His replacement – formally taking the reins July 1 – is Jeff Kintop who has been archives manager for Rocha for more than 20 years.
Kintop, who has a master’s degree in history from Mankato State in Minnesota, has been with the division since July 1983 when he was hired part time as records manager. He said he took the job because he had two young children and needed the benefits.
“It was only going to be a temporary job,” he said.
He made up the rest of the money needed to support his family by working as “scholar in residence” for Sierra County, Calif., just west of the Nevada state line.
“It was the coolest title,” he said. “People would say, ‘There goes the scholar.’ Everybody knew me.”
Kintop spent 1984 doing a survey – the first ever – of historical records in Nevada funded by the National Historic Publications and Records Association. When they issued the report in 1985, he said Rocha asked him if he wanted the job of implementing its recommendations. He took it, becoming full time and has been with the division since.
“It’s challenging,” he said.
Kintop now manages archives containing about 15 million documents. That number, he said, doesn’t include the thousands of spools of microfilm in the collection.
Both he and Rocha say they expect Kintop’s style will be quite a bit different. Rocha has been an aggressive and public advocate for Nevada history, debunking myths and frequently calling reporters and others asking corrections when they make mistakes in print or on air.
Rocha said now it’s Kintop turn to be the face of the division, “and take the calls.”
Kintop agreed but said he’ll have to find his own manner of handling public and press requests for information.
He said overall he expects the transition to be a smooth one. Since Rocha retired earlier this year, he’s already doing the job.
“I can do the administrative things. I’m aware how the budget is created and I know the staff really well,” said Kintop. “But I don’t know what the profile of this position is going to be,” he said referring to his interaction with the public.
In other areas, however, he is clear on where he is headed.
Kintop, 58, said one of his focuses is to move the division more into digital recordkeeping. In hiring his replacement as Archives Manager, he said he’ll be looking for a solid digital background.
“That’s going to be one of the changes in focus now,” he said.
Kintop said the division was advised to begin planning for electronic records as early as 1990 but for a number of reasons, including funding, never did.
He said the division is still identifying the records agencies now keep electronically and has to compare them to what is kept on paper. Some records, he said, need to be destroyed after a certain point.
He said a good example is the attorney general’s collection of civil case records. He said since those documents exist in court files around the state, they aren’t needed in the state’s files.
“We got rid of about 1,400 boxes of records because they were duplicate records we didn’t need,” he said.
Another example, he said, is the numerous copies of different documents kept in different agencies. He said copies of documents proliferated when the photocopier was invented so there are always extra copies around. That’s good, he said, because the records can normally be found even if they disappear from one agency. But he said all those copies aren’t necessary.

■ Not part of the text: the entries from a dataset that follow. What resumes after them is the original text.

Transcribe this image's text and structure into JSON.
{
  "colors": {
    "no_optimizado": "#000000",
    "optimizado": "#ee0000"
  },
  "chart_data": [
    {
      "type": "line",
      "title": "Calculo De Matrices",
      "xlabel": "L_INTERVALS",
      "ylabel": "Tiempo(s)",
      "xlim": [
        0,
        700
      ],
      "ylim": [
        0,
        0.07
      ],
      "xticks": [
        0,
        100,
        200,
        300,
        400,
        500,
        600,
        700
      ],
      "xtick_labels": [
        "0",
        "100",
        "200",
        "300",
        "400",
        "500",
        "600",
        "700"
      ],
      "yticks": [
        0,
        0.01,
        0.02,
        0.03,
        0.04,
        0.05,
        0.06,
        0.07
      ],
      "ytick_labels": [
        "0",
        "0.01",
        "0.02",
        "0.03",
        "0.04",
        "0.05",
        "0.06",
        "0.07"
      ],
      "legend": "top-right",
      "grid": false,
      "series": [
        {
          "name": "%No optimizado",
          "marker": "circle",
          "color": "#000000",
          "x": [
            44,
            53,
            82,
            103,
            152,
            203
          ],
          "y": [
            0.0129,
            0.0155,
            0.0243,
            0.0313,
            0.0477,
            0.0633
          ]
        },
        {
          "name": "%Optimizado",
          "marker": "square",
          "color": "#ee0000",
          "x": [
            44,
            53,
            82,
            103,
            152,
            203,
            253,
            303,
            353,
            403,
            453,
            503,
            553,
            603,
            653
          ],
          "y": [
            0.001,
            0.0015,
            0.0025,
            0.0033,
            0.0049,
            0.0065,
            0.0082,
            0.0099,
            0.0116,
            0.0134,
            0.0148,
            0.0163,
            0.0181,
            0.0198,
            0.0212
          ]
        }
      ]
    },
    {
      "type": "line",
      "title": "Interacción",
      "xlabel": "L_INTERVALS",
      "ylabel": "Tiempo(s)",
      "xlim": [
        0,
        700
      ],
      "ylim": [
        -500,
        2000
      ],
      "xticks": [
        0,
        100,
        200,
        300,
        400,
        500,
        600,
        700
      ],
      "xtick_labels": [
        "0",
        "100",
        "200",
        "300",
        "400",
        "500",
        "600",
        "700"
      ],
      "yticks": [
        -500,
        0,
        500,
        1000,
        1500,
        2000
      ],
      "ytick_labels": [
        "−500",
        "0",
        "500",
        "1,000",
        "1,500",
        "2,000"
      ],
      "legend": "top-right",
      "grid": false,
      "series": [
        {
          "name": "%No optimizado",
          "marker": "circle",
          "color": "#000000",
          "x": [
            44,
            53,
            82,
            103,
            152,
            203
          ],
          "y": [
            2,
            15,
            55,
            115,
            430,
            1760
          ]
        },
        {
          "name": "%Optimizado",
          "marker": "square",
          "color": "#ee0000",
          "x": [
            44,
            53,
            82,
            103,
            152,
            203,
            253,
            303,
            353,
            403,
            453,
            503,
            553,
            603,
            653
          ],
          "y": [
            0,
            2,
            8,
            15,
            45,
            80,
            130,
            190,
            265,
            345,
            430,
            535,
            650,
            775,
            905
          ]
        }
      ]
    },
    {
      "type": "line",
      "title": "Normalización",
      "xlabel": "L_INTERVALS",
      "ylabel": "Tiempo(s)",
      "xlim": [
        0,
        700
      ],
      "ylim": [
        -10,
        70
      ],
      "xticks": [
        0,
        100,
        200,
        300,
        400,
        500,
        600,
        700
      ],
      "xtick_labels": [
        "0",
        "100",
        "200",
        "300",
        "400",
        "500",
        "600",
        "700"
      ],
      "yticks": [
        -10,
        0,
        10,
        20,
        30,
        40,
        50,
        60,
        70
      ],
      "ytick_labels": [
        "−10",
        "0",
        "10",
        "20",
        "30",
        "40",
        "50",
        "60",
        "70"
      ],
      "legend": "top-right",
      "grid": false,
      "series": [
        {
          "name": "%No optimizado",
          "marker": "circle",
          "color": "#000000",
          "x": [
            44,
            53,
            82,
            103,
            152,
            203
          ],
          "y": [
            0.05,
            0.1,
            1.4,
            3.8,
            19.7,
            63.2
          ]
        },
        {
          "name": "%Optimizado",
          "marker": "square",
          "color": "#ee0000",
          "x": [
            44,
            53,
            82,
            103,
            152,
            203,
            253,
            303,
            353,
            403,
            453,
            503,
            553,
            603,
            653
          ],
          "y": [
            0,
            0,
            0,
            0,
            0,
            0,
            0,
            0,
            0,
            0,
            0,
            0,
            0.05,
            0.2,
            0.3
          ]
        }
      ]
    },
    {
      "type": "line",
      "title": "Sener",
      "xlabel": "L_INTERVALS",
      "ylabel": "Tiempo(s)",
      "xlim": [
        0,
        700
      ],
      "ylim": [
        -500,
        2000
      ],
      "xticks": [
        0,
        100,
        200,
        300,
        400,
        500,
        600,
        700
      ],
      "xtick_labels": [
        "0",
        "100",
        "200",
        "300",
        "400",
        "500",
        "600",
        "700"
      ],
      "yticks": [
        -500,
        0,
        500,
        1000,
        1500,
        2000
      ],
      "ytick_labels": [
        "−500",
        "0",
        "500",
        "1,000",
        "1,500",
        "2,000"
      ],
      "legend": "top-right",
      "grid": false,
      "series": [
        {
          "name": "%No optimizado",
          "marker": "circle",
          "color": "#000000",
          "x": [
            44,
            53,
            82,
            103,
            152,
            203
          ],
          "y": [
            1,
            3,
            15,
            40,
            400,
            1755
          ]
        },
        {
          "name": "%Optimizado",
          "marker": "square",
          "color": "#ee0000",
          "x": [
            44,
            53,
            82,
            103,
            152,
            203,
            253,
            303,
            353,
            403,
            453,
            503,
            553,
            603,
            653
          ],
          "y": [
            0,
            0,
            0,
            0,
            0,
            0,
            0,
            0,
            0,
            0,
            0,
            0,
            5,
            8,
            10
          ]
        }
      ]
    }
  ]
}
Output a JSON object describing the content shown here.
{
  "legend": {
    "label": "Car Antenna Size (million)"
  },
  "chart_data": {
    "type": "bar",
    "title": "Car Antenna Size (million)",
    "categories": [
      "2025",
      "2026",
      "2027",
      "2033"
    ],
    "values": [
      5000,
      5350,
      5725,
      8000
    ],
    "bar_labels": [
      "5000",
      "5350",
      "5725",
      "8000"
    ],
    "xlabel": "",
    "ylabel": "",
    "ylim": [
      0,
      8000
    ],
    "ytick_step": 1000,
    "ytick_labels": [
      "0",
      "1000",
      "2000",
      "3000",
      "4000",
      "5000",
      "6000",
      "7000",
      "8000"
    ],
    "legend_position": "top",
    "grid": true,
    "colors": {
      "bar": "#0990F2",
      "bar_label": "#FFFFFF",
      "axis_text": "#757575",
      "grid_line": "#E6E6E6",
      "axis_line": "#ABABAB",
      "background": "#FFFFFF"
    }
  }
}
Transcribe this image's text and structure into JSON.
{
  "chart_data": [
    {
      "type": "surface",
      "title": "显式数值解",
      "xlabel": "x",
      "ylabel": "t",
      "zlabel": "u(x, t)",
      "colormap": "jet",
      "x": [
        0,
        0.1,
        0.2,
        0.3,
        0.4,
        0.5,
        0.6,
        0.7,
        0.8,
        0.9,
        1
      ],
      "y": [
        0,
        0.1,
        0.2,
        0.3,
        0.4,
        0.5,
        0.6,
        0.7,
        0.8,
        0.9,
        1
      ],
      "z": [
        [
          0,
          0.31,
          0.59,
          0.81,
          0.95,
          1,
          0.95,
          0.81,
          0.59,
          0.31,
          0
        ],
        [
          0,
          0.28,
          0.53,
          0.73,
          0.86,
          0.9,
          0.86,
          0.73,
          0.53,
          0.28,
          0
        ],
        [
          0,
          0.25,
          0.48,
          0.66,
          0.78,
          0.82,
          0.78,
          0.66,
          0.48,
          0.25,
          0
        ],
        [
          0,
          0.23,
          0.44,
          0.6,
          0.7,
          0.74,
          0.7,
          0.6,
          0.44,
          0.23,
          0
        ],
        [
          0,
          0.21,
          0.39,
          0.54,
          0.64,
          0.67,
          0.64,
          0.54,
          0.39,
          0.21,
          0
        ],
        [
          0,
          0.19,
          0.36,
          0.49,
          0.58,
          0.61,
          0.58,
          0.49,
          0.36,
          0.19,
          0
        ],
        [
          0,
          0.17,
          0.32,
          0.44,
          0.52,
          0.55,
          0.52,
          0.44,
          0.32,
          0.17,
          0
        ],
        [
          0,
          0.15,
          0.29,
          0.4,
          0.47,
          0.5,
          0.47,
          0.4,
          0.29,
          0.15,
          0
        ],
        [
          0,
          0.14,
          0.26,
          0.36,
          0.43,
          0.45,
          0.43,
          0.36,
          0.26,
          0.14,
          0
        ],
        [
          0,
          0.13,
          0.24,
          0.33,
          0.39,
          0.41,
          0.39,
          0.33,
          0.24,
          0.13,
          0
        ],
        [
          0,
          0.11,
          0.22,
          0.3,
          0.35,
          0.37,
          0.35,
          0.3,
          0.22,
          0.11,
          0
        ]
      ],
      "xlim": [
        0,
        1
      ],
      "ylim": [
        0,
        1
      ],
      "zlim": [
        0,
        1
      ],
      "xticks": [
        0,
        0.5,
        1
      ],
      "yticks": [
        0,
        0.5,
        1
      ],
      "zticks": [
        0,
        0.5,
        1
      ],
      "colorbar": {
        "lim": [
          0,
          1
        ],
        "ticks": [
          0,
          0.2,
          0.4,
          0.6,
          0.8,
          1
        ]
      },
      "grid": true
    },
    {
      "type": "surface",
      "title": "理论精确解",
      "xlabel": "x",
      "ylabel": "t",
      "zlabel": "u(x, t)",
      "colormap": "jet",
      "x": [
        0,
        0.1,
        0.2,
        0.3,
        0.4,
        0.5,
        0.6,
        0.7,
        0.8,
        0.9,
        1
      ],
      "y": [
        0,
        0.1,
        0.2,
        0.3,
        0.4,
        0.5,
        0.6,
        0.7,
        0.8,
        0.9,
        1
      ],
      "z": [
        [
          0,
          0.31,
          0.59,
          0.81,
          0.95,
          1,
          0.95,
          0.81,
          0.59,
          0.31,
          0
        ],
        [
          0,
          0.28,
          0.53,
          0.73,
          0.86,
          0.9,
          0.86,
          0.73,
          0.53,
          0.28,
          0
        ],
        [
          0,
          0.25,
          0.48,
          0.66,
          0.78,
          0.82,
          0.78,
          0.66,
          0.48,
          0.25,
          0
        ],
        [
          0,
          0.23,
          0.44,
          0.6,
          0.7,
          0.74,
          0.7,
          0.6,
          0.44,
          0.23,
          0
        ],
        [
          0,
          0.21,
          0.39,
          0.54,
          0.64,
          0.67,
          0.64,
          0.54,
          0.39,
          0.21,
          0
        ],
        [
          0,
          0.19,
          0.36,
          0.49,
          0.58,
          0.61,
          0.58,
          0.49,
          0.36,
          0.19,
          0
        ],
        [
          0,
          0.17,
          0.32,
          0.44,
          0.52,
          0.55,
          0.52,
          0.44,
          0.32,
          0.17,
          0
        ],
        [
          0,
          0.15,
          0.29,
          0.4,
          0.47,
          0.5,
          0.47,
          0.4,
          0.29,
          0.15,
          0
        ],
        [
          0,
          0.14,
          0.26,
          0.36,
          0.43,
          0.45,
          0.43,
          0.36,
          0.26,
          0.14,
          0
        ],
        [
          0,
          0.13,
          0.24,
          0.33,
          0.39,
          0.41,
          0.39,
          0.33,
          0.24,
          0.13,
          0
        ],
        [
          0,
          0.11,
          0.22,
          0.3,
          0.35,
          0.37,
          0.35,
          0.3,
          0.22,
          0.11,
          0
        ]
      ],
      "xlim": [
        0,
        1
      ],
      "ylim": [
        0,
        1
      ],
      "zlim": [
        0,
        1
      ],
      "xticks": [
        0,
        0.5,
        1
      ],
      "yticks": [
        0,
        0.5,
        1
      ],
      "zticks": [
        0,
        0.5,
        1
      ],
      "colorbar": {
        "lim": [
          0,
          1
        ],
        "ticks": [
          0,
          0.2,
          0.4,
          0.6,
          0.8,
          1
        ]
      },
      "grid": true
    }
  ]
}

But many documents, he said, must be archived. Many of them record the state’s legal actions and decisions – such as legislative actions. Others, he said, aren’t required legally but are kept “to document history.”
In addition, he said there is growing pressure to scan the division’s existing paper documents and make them available on line for researchers and the public.
“Places with bigger budgets have been doing this for a long time,” he said.
But Kintop said it’s more complicated than just scanning the documents. To make them usable, he said, staff has to create indexes and make them searchable.
Another project on his list is the idea of indexing audio files such as legislative floor sessions and committee meetings. He said Washington state has a program which allows a researcher to enter a word or phrase and have the computer find that part in the audio tape of a meeting.
That would allow some one to quickly find key statements by lawmakers or committee witnesses.
He said those and other projects including the downstairs laboratory designed to recover, repair and preserve historic documents will keep him and the division’s other employees busy well into the future.